Foreign companies have taken a long time to figure out – then adapt to – one of the key features of Chinese consumers: they do not like to type. “Typing is a pain in Chinese,” explains Zhang Honglin, demonstrating how he has to enter a search word in Latin transcription, then pick the right character scrolling through sometimes dozens of different choices in a pop-up window. This is because Mandarin has many thousands of characters. So when 35-year-old Mr Zhang sneaks away from his family’s tobacco and liquor shop in Beijing to an upstairs internet café for hours on end, he navigates almost entirely using the mouse.

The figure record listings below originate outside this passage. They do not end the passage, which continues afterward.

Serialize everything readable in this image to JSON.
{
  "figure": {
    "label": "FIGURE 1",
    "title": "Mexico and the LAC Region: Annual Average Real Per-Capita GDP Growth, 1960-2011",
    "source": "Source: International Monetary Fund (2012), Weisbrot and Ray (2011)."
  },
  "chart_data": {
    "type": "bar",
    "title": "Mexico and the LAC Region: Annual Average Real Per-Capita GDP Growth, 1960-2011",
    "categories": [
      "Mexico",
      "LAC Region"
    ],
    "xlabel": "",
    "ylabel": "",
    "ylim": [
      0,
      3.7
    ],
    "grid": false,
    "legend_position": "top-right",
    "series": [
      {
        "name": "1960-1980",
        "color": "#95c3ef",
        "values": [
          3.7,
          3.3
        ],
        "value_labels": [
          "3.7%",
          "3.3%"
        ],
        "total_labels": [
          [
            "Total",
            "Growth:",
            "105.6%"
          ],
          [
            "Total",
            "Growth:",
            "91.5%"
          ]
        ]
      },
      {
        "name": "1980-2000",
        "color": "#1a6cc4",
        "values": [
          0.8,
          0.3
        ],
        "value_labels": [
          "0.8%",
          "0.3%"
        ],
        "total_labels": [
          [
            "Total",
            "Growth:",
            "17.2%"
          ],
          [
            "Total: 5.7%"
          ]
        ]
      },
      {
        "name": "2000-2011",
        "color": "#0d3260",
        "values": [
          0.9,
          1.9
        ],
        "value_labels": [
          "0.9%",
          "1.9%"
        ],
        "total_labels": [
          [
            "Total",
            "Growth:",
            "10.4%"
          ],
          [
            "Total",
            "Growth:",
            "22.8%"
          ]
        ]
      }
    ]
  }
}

Most portals have reacted by filling their pages with hundreds of colourful links competing for attention – creating a cluttered and disorderly view to the western eye but making life easier for Chinese users.
Beyond aesthetics, Chinese web users are much more lively than their western peers – a characteristic that forms consumption preferences. “The amount of comments posted per user in China is double that of other geographies,” says Dan Harple of GyPSii, a mobile social networking application that allows users to post recommended places and events, and comment on them. One Chinese GyPSii user posted 300 places and 7,000 comments within a few months.
Just as in “offline” China, food is a particular focus. “Typically when a GyPSii user signs up in China, they’ll take a picture of what they’re eating at that point in time,” says Mr Harple.
The government has skilfully used the preference of its internet users for entertainment. Loose enforcement of intellectual property rights means that – despite pledges from Beijing that say otherwise – Chinese consumers can easily find the latest music and movies for free on a host of websites, a situation that helps keep the minds of many off topics that could prove inconvenient to their rulers.
When controversial debates arise anyway, the authorities use an army of “internet commentators”, paid to speak up in online forums to keep sensitive comment in check and support the government’s stance. The standard technique is to invoke nationalism as a conduit for dissatisfaction.
Overall, the censorship machine has had only patchy success. All but the most sensitive information on absolute political taboos – such as the 1989 massacre that ended the Tiananmen student movement – falls within easy reach of internet users.